St. Pölten (OTS) – „Krisenabschlüsse dürfen nicht zur neuen
Normalität werden“, betont
FCG-Landesvorsitzender Matthias Deiser angesichts der noch laufenden
Kollektivvertragsverhandlungen. „Es darf nicht sein, dass alle
Branchen pauschal in einen Topf geworfen werden. Während manche
Betriebe wirtschaftlich tatsächlich unter Druck stehen, schreiben
andere nach wie vor Rekordgewinne.“

Ein Beispiel sei etwa der Bankensektor, so Deiser weiter: „Trotz
Milliardengewinne verweigerten sich die Banken einem verbesserten
Gehaltsangebot zuzustimmen. Nur durch den Druck der Gewerkschaften
konnte doch noch eine Einigung erzielt werden.
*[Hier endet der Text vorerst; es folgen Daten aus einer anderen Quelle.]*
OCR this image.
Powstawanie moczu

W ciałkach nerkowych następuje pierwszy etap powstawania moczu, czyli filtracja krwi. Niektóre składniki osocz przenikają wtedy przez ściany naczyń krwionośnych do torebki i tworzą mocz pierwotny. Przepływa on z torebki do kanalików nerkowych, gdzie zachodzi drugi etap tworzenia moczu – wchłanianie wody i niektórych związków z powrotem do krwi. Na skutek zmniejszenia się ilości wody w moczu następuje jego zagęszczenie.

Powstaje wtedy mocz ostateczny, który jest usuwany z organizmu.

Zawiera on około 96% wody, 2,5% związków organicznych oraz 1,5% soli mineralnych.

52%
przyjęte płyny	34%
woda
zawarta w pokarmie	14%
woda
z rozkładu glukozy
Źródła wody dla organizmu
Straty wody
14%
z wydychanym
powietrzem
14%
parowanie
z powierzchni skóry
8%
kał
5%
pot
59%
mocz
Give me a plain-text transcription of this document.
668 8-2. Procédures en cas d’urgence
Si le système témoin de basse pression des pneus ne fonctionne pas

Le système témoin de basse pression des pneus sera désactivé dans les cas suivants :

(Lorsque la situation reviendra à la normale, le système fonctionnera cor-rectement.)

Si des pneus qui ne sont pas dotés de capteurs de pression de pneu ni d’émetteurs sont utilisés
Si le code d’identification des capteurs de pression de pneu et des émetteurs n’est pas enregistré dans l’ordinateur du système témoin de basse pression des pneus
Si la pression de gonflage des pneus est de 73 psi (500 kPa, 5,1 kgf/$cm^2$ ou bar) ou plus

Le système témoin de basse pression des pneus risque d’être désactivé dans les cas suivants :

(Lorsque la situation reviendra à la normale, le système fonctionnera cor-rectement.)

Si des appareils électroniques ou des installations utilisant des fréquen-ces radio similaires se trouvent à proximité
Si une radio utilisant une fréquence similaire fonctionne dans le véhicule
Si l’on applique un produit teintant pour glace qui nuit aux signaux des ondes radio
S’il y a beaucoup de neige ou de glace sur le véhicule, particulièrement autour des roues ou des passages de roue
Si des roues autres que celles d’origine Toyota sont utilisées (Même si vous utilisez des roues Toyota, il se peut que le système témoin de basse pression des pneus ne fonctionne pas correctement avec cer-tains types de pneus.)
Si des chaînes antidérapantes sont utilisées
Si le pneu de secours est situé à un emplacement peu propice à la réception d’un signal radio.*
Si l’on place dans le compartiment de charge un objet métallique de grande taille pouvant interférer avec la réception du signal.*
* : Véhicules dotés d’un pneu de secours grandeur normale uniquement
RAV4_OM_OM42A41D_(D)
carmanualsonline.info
Auch die Kolleginnen
und Kollegen in der Elektro- und Elektronikindustrie erwarten sich
einen gerechten Abschluss. Denn das aktuelle Angebot – 1 Prozent
Lohnerhöhung bei einer Teuerungsrate von 3,3 Prozent – ist nicht
nachvollziehbar.“

Gerade deshalb brauche es Gewerkschaften, die solche Missstände
klar ansprechen und sich konsequent für faire Abschlüsse einsetzen.
„Aus Sicht der FCG NÖ muss immer die vollständige Abgeltung der
Inflation das Ziel sein. Nur wenn jede Branche individuell betrachtet
wird, lassen sich gerechte Ergebnisse für die Arbeitnehmerinnen und
Arbeitnehmer erzielen“, sagt Deiser abschließend.